My biggest clue was the abyss that had formed itself between us. I’d always complained about the distance she kept from me emotionally. We’d never been affectionate with each other—I couldn’t imagine anything more phony. And we’d certainly never “bonded”—a word I disdained anyway. But in the past when we’d been together, she had always focused her attention on me. Sure, she was usually critical, but at least she saw me. There had been a connection, even if it made me want to scream.

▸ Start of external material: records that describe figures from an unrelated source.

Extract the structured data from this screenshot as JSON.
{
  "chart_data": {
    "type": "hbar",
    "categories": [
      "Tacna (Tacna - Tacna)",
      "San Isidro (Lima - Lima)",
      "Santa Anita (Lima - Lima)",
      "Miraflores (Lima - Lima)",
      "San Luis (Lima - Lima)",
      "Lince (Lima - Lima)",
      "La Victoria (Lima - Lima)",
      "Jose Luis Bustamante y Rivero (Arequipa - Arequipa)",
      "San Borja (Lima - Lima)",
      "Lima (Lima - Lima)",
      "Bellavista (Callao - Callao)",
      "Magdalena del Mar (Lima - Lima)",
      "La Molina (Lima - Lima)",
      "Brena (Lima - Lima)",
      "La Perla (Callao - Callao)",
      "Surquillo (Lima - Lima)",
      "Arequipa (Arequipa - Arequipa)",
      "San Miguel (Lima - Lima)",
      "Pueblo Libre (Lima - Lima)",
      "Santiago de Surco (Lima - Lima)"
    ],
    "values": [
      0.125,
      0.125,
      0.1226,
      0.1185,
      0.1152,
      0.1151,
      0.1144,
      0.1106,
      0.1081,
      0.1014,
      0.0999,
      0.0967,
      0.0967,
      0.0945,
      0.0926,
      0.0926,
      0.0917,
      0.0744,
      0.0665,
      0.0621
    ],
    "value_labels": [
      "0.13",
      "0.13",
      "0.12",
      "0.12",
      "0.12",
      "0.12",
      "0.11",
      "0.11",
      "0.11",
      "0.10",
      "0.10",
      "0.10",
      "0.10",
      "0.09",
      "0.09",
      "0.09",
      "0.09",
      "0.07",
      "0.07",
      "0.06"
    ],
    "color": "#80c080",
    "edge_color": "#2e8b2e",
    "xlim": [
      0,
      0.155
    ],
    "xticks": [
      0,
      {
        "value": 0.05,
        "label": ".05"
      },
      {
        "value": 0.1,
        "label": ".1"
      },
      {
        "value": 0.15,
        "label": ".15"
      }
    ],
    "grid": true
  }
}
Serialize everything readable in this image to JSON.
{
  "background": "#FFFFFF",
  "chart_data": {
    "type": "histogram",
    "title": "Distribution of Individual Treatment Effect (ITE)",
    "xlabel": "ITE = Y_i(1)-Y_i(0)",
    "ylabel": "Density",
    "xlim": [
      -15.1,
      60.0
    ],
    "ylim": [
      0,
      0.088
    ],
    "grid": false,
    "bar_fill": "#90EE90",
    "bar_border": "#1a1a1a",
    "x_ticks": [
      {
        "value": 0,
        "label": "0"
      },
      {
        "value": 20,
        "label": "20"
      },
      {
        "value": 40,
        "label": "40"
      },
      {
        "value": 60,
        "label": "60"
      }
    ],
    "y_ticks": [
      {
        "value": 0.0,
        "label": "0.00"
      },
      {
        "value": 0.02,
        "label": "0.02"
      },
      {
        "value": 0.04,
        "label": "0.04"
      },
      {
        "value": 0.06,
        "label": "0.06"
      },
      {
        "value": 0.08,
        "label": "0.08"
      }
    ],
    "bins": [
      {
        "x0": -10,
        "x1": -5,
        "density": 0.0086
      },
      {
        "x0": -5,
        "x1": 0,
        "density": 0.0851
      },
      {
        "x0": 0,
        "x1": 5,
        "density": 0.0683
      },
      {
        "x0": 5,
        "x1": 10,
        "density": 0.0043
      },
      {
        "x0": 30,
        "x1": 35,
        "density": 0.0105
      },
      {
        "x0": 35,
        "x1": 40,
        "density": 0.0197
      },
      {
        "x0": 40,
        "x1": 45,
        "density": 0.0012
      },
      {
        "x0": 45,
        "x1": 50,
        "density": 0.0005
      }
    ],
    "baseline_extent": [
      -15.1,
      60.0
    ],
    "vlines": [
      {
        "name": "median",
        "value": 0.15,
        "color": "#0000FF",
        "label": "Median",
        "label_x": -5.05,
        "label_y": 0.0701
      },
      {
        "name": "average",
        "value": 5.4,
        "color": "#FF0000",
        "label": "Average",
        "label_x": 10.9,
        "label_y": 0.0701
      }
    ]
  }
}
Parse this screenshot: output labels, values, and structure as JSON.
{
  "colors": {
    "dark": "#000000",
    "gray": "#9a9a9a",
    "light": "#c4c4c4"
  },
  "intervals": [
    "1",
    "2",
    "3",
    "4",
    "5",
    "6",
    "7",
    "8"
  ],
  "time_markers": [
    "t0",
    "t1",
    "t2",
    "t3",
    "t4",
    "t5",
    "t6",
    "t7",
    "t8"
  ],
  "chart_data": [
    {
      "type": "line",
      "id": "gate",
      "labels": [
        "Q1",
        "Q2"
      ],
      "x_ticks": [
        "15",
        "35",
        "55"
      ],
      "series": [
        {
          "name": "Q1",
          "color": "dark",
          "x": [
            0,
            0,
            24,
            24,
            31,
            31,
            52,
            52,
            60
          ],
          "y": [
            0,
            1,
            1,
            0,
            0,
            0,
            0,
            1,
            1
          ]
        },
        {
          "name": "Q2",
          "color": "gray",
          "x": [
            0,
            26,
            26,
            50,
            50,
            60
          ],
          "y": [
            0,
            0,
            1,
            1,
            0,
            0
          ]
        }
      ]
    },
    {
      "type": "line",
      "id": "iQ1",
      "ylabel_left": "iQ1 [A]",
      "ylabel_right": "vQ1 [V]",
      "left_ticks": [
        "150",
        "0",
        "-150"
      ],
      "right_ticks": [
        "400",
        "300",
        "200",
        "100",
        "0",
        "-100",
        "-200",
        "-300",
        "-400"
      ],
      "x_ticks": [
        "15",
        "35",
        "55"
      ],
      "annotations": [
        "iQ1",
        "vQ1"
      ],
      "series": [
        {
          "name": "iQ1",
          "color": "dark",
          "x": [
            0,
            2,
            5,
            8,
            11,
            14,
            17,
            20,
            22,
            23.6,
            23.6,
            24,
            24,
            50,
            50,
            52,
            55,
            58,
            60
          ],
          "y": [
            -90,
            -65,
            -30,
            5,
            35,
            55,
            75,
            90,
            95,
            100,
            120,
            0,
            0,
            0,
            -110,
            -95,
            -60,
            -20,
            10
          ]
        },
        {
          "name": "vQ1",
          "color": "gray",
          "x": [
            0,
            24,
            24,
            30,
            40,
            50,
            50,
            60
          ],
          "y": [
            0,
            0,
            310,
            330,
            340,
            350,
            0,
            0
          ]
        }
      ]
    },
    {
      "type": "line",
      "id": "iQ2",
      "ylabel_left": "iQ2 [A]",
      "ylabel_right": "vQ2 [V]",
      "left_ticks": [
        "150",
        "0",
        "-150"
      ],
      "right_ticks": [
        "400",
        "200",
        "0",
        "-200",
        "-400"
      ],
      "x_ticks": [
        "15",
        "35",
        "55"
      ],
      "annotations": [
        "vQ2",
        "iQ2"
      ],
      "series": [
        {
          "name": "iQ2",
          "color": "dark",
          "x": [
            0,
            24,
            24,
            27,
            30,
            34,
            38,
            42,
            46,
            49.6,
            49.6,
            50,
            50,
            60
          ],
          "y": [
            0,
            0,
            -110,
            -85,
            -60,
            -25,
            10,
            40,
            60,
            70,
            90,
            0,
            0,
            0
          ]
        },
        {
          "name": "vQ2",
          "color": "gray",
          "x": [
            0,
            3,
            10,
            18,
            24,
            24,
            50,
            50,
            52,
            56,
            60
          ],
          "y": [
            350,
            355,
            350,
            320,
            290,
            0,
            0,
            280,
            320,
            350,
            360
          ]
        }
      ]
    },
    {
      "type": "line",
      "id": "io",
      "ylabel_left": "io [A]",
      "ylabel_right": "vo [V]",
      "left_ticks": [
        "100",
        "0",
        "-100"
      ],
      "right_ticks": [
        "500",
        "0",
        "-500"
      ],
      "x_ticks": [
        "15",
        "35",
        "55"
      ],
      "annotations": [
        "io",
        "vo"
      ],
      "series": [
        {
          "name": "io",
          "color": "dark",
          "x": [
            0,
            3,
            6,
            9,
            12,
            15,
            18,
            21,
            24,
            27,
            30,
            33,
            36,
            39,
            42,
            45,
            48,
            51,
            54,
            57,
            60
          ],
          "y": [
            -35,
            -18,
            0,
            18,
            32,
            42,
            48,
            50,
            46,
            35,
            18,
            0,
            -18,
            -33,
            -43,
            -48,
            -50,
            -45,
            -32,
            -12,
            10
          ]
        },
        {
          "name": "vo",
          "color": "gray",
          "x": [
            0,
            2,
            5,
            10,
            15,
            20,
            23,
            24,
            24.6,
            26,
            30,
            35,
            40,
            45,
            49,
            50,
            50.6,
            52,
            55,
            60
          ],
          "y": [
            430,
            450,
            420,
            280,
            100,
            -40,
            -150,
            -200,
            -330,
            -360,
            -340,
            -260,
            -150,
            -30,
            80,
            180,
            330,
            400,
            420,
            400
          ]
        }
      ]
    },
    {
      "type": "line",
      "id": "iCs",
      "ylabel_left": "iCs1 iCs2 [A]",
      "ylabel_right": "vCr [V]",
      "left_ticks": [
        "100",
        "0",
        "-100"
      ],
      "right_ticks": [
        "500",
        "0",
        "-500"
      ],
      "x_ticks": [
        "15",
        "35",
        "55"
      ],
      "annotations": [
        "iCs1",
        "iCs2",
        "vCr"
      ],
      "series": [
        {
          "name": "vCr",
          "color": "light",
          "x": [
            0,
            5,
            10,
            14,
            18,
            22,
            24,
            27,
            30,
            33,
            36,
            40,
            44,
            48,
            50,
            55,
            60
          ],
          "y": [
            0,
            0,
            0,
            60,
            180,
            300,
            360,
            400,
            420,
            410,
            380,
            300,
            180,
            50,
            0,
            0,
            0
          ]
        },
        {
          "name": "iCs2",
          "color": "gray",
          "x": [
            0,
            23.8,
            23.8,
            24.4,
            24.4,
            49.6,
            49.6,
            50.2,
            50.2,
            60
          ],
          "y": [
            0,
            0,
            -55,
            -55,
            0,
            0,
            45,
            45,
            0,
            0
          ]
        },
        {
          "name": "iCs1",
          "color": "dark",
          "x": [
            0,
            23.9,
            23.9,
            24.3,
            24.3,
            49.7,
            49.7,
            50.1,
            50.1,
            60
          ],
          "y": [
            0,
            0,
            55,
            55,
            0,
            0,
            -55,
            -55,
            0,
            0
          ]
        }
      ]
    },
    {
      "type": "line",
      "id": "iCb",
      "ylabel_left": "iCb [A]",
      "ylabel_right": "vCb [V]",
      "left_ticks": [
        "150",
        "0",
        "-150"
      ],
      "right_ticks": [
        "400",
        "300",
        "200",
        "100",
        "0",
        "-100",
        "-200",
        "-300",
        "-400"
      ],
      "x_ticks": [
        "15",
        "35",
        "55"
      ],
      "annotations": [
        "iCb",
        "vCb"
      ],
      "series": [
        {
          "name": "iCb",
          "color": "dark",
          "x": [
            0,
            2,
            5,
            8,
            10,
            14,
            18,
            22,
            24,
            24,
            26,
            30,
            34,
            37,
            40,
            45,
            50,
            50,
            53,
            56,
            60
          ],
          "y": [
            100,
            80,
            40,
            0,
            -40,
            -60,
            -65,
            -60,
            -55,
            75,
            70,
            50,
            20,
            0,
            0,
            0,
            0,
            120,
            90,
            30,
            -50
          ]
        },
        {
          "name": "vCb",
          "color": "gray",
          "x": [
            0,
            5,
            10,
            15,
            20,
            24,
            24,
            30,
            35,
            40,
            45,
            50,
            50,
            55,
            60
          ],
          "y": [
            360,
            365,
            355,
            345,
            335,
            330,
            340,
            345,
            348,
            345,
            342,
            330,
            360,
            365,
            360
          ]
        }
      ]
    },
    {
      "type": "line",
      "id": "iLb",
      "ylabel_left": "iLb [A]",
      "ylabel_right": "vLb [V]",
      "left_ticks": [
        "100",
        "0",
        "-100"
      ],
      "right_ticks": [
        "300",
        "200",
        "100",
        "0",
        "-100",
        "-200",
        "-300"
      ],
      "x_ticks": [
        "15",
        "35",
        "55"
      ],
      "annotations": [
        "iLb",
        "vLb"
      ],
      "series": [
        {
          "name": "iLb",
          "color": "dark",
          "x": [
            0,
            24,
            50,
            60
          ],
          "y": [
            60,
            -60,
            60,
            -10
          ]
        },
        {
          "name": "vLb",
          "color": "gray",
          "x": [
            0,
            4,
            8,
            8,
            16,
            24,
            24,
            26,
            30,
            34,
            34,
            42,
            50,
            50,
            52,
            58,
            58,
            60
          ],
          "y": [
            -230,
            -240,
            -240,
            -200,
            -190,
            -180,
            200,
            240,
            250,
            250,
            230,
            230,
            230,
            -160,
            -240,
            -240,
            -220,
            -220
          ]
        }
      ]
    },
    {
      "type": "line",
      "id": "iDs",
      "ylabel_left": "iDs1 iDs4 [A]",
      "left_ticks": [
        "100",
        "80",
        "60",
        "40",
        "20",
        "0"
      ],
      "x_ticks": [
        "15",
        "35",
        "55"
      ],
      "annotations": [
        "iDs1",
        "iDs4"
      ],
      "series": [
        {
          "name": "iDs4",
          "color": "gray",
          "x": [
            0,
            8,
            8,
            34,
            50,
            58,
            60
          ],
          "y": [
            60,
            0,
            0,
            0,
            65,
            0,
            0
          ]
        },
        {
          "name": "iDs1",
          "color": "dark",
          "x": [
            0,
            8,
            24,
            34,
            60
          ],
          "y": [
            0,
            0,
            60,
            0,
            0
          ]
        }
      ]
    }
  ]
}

Right now there was no connection at all. Throughout my hike from Escondido Village to Sloan Monday morning, I couldn’t fix Nigel and the new thesis proposal in my head. All I could picture was the look on my mother’s face when I left the night before. She was sitting in her study reading when I finished the supper dishes and went in to say good-bye. She looked up at me from the book in her lap, and I fought not to gasp. For a moment, the vibrant intelligence that had always given her eyes life was gone. Her face looked absolutely flat.
The moment had passed then, but it wouldn’t leave me alone now. And it had to. I had Nigel’s face to worry about.
He wasn’t in his office yet when I got there, so I put my new proposal in his box and tried to jam myself into the teaching-class compartment. Nothing doing. Tabitha showed up about five minutes after I got back to my desk. There was evidence in the puffed-up slits that she’d been bawling her eyes out. However, crying hadn’t slowed down her speech patterns any.
“Hi, Ms. McGavock,” she said. “I know I don’t have an appointment, so if you have other stuff you have to do right now I can come back later, but I thought I’d try to catch you before you got too busy because I really need to talk to you.”
“Sure,” I said, giving the stack of yet-to-be-looked-at homework papers only one pointed glance. “What’s up?”
“I’m just—” The gangly arms flapped as if the poor kid were trying to take flight. I motioned toward
the chair.
“The tutoring’s not helping?” I said as she skated her way over.
“Oh, no, I think it is. You’ve been so supportive and everything and I think I’m getting the problems better—but I thought if I could just, like, talk to you about this other thing, it might help me concentrate better because I’m just really freaked out.”
“I can see that,” I said dryly.
I opened a drawer and pulled out a purse-size package of Kleenex, which she accepted gratefully. She managed to get a tissue out and blew her nose.
What am I now, a guidance counselor? I thought. Don’t they have people with master’s degrees to handle this kind of stuff?
“Did you try what I suggested?” I said. “Did you find a study carrel in the library?”
She nodded, fingers still pinching the Kleenex over her nostrils.
“Didn’t help, huh?”
“Oh, yeah, it did! Like I said, you’re so good at all this. That’s not the problem. The problem is, I’m so homesick!”
I groaned inwardly. Maybe if I looked at my watch about twenty times she’d get the hint that I did not want to play Mommy this morning. I restrained myself and nodded. Active listening, my mother had always called it.
“I knew I’d be a little bit homesick. You know, miss my parents and my brother and my dog and all my friends and some of my teachers—”
“Uh-huh.”
“But I thought I’d make friends here and be over it by now. I mean, it’s, like, October.”
“It is October,” I said.
“But there’s nobody here like me. I’m not expecting people to be my clones or anything, but everybody here is so into dating and partying and competing for grades, and I’m not—so—”
In my experience those had been the usual reasons for going to college, but I kept nodding. If I said anything else, the girl was likely to get hysterical.
“So, like, this whole weekend, I studied in my room and I ate all my meals by myself and everybody else was out doing—well, I don’t know what they were doing—and then yesterday in church I was praying about it and suddenly I just started crying and I couldn’t stop. I haven’t stopped since. I slept in the lounge last night so my roommate wouldn’t hear me.”